Фигура исчезла так же, как и появилась.
Внезапно. Она пропала в черноте холодной зимней ночи.
Знакомое. Что-то страшно знакомое было в ней. Это холодное, малоподвижное лицо. Этот нос с горбинкой. Эти глаза. Бесцветные, но жгучие своим полубезумным взглядом.
Впрочем, тогда взгляда не было.
Ах, не было?
Вот оно что.
Не было.
А было?
Статуи, статуи, сотни холодных, величественных мертвых. Убитых. Статуй. Статуи — это уже почти мертвецы, особенно если в них нет искусства.
Искусства точно нет.
И жизни нет.
Вот как рассуждает наш герой.
И в Болдине нет ее. Есть уже некоторая помертвелость. И коньяк не поможет Болдину. И он — статуя.
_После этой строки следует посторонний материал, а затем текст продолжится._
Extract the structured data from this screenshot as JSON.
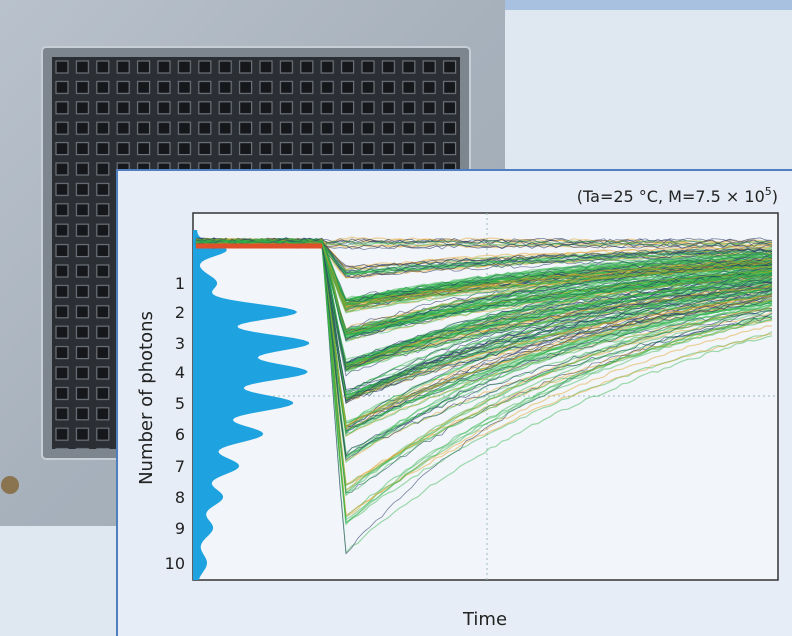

И вот, о ужас! Майков зримо представил, как эти статуи оживают и движутся, движутся, медленно переставляя ноги. Шаг, еще шаг. Вот их лица, одинаковые и мертвые.
Такие уже знакомые.
И купола, и церкви, как птицы, упавшие с неба.
И серые небеса, и бескрайнее плоское, придавленное озеро.
Придавленность.
Это слово выплыло откуда-то из небытия.
Именно она.
И незнакомое-знакомое лицо незнакомца.
— Ты знаешь, кто это был? — спросил Майков.
— Нет.
— Петр Петрович Петров.
Вот те и раз, вот те и возвращение к прошлому.
Невольное.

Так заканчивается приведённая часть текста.